We'll also add our VAST_IP_ADDRESS
and VAST_PORT
for our running instance. We'll find these in the Instances tab of our Vast AI Console.
from openai import OpenAI
VAST_IP_ADDRESS = ""
VAST_PORT = ""
base_url = f"http://{VAST_IP_ADDRESS}:{VAST_PORT}/v1"
client = OpenAI(api_key="", base_url=base_url)
model = "reducto/RolmOCR"
def ocr_page_with_rolm(img_base64):
response = client.chat.completions.create(
model=model,
messages=[
{
"role": "user",
"content": [
{
"type": "image_url",
"image_url": {"url": f"data:image/png;base64,{img_base64}"},
},
{
"type": "text",
"text": "Return the invoice number and total amount for each invoice as a json: {invoice_number : str, invoice_amount: str}",
},
],
}
],
extra_body={"guided_json": json_schema},
temperature=0.2,
max_tokens=500
)
return response.choices[0].message.content
Next, we will iterate over our subset to extract invoice_number
and invoice_amount
. We will display the original invoice and compare our json output to the ground truth data.
import matplotlib.pyplot as plt
import json
invoices = []
ground_truth = []
for sample in subset:
# Display the image
plt.figure(figsize=(10, 14))
plt.imshow(sample['image'])
plt.axis('off')
plt.show()
# Process with OCR
img_base64 = encode_pil_image(sample['image'])
result = ocr_page_with_rolm(img_base64)
result_dict = json.loads(result)
invoices.append(result_dict)
ground_truth_i = json.loads(sample["ground_truth"])
ground_truth_dict = {
"invoice_number":ground_truth_i["gt_parse"]["header"]["invoice_no"],
"invoice_amount":ground_truth_i["gt_parse"]["summary"]["total_gross_worth"]
}
ground_truth.append(ground_truth_dict)
print("Ground Truth")
print(ground_truth_dict)
print("Extracted Info")
print(result_dict)
Ground Truth
{'invoice_number': '40378170', 'invoice_amount': '$8,25'}
Extracted Info
{'invoice_number': '40378170', 'invoice_amount': '$8.25'}
Ground Truth
{'invoice_number': '61356291', 'invoice_amount': '$ 212,09'}
Extracted Info
{'invoice_number': '61356291', 'invoice_amount': '$212.09'}
Ground Truth
{'invoice_number': '49565075', 'invoice_amount': '$96,73'}
Extracted Info
{'invoice_number': '49565075', 'invoice_amount': '$96,73'}
We see that the output from reducto/RolmOCR
matches the expected output from the ground truth associated with each invoice.

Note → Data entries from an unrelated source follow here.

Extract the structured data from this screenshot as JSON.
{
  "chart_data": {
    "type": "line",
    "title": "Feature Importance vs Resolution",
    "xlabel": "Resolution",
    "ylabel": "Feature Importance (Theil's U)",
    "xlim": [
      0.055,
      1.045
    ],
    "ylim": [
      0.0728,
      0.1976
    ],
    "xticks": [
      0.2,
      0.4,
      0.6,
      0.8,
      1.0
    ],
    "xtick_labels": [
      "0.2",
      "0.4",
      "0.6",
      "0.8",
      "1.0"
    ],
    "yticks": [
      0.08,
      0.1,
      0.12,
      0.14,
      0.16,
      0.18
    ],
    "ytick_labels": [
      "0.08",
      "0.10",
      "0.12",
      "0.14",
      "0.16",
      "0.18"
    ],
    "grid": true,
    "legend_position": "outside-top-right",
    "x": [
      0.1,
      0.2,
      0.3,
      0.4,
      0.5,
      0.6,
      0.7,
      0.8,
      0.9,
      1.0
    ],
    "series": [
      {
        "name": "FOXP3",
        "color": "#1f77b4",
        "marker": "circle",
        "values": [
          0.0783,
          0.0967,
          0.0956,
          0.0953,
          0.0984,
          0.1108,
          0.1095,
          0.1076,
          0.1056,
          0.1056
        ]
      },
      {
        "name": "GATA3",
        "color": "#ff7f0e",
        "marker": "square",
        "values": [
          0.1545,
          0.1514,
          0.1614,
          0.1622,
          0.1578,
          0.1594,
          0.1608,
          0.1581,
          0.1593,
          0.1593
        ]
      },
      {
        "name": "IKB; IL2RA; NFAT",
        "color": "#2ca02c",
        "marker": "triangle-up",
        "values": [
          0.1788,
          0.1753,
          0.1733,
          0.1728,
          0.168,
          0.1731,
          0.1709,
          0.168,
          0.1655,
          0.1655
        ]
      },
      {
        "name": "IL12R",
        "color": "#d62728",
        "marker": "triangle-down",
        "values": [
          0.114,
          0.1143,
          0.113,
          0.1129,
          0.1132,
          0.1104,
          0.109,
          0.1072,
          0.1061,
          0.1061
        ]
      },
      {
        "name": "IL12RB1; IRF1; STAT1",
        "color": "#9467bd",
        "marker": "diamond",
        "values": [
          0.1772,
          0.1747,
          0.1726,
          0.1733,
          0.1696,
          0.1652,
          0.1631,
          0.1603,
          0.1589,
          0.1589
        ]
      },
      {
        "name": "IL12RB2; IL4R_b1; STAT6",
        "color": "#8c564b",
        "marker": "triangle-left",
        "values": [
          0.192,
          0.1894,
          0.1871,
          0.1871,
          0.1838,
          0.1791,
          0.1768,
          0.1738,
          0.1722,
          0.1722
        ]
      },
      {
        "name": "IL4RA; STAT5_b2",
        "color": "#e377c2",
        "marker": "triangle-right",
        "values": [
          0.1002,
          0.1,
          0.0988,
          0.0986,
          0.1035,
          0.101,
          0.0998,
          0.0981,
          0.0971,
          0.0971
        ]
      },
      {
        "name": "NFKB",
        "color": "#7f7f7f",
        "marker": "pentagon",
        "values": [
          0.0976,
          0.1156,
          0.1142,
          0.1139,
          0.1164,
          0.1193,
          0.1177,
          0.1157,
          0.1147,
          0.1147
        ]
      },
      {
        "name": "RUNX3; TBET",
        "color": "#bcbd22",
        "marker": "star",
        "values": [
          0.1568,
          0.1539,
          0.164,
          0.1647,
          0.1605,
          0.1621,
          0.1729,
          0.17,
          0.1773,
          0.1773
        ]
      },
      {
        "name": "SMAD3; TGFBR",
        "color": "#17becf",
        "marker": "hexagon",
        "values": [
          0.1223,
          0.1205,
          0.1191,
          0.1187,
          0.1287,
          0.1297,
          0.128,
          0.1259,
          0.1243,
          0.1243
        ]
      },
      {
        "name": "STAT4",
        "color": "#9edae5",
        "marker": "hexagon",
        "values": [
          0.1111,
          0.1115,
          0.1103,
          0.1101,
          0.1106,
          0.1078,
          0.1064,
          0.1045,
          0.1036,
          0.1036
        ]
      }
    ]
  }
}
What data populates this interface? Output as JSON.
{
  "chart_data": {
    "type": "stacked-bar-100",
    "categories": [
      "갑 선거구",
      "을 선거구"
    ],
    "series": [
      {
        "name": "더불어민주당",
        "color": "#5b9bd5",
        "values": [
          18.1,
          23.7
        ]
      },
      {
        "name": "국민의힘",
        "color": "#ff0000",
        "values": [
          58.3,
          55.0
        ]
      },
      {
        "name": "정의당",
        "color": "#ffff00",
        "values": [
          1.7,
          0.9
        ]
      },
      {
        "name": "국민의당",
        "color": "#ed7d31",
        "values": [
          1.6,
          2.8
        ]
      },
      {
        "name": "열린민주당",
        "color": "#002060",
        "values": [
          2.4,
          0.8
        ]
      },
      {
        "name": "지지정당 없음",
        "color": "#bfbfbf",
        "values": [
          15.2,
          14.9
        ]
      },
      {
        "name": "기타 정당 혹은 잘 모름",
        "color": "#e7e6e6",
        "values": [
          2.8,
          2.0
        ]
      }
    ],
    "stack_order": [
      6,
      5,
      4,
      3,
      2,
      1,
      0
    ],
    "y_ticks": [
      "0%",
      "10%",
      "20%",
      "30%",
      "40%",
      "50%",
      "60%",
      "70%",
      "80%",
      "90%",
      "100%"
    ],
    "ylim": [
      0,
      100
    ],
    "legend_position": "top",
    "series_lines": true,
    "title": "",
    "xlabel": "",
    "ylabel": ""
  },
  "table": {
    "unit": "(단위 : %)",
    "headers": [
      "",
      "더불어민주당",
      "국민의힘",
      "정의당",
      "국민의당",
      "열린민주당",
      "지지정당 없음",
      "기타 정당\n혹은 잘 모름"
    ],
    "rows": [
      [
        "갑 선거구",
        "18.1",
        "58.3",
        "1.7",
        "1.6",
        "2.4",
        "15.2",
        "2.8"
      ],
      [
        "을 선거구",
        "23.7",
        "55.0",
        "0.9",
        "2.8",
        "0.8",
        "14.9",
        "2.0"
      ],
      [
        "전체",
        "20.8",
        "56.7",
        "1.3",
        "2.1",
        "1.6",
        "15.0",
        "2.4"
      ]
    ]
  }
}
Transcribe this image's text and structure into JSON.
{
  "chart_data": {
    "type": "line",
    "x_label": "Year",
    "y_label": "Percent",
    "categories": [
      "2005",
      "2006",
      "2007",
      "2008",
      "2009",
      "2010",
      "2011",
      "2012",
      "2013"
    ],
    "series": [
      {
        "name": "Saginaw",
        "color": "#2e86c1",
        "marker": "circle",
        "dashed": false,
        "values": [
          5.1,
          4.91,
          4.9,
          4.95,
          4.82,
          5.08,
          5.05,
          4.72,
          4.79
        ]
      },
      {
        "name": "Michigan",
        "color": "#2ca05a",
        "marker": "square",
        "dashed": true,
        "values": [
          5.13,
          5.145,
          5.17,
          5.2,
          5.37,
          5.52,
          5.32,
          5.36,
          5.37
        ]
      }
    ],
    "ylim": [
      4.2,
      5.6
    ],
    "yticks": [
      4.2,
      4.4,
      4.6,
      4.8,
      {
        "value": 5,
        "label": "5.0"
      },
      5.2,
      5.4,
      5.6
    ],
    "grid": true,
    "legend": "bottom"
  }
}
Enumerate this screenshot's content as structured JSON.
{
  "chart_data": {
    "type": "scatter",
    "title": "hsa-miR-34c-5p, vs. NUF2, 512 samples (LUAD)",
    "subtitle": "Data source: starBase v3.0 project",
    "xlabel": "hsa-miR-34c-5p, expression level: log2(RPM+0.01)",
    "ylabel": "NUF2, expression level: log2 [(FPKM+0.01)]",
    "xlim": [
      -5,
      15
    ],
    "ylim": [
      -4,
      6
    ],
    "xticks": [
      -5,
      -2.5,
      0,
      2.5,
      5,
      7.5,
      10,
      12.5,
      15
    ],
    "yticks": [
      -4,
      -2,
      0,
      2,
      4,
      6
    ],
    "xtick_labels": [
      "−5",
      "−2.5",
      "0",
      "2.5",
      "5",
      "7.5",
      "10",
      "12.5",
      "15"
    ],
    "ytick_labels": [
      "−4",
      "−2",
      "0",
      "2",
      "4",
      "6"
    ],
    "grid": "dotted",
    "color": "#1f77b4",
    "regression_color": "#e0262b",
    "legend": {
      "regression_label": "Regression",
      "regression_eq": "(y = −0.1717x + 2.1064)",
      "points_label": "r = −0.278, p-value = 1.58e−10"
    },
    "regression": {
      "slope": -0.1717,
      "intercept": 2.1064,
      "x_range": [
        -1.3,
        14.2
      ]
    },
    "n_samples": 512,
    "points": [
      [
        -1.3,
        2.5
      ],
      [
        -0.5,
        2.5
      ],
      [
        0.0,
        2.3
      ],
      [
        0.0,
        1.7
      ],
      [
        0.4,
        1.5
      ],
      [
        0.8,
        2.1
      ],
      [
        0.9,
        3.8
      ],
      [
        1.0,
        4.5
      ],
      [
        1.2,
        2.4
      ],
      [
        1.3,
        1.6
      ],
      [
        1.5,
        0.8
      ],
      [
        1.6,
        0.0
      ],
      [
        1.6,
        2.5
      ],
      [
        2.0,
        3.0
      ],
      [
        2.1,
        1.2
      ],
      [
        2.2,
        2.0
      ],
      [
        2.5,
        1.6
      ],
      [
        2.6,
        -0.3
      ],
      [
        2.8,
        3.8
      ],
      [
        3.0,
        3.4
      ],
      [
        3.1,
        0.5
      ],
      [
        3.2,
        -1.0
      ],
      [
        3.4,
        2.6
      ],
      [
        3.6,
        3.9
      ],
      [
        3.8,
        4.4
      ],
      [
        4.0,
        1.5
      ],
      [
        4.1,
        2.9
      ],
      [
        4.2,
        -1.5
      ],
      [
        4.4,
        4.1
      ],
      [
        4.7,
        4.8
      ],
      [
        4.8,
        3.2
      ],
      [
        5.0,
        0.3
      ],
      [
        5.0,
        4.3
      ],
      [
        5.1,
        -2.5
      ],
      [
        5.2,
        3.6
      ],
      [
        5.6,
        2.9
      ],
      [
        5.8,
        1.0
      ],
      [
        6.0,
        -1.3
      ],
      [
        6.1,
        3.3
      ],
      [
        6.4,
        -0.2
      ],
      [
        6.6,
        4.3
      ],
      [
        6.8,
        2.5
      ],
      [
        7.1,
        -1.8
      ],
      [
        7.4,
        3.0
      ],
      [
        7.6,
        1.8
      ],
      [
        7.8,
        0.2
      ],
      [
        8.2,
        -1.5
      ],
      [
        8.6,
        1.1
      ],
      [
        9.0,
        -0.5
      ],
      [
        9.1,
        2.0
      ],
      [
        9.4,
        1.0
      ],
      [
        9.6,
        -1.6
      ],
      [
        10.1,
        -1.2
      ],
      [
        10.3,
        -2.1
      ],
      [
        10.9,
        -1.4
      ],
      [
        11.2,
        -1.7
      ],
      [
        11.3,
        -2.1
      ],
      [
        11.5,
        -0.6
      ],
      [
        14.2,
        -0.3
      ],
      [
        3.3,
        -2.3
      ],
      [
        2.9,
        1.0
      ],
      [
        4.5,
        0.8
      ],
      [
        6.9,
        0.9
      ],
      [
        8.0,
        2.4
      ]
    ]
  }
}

In this notebook, we've demonstrated how to deploy and use RolmOCR on Vast to extract structured data from invoice images.
RolmOCR proves to be highly accurate at identifying key information like invoice numbers and amounts. The combination of RolmOCR's efficiency with Vast.ai's cost-effective GPU options makes this an excellent solution for document processing workflows at scale.
This approach can be extended to extract other types of structured data from various document formats, enabling powerful automation capabilities for businesses of all sizes.